- A+
所属分类:全文检索
废话不多说,直接上代码,关键步骤注释里都有写。
/**
* 给指定的语句分词。
*
* @param sentence 被分词的语句
* @return 分词结果
*/
public List<String> getAnalysis(String sentence) {
String baseUrl = solrServerPath + "/new_core";
// 8.0版本里移除了SolrServer类,用SolrClient取代
// 其实按正常逻辑来说,用SolrClient更确切。
SolrClient solrClient = new HttpSolrClient.Builder(baseUrl).build();
FieldAnalysisRequest request = new FieldAnalysisRequest(
"/analysis/field");
request.addFieldName("bk_name");// 字段名,随便指定一个支持中文分词的字段
request.setFieldValue("");// 字段值,可以为空字符串,但是需要显式指定此参数
request.setQuery(sentence);
request.setMethod(SolrRequest.METHOD.POST);
FieldAnalysisResponse response = null;
try {
response = request.process(solrClient);
} catch (SolrServerException e) {
e.printStackTrace();
} catch (IOException e) {
e.printStackTrace();
}
List<String> results = new ArrayList<String>();
Iterator<AnalysisResponseBase.AnalysisPhase> it = response.getFieldNameAnalysis("bk_name")

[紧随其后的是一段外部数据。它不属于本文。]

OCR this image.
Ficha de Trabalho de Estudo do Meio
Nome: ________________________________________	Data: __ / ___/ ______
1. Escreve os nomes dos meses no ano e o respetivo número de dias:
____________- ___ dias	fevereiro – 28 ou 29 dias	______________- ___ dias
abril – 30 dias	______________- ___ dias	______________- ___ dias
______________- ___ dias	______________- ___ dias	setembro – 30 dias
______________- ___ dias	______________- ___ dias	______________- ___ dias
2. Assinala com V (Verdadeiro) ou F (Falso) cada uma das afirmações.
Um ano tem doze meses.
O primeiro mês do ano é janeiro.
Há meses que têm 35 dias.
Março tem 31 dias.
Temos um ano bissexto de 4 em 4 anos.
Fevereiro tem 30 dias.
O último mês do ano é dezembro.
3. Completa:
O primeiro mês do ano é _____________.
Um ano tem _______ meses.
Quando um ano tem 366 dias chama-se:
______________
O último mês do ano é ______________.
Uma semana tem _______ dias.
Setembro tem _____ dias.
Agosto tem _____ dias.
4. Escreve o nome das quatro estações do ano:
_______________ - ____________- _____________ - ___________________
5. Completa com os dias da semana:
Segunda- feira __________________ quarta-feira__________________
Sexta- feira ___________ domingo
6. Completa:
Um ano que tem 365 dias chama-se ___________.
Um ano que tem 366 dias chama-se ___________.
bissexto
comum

.getQueryPhases().iterator();
while (it.hasNext()) {
AnalysisPhase pharse = (AnalysisPhase) it.next();
List<TokenInfo> list = pharse.getTokens();
for (TokenInfo info : list) {
// 剔除结果里重复的词和单个文字
if (!results.contains(info.getText()) && info.getText().getBytes().length > 3) {
results.add(info.getText());
}
}
}
return results;
}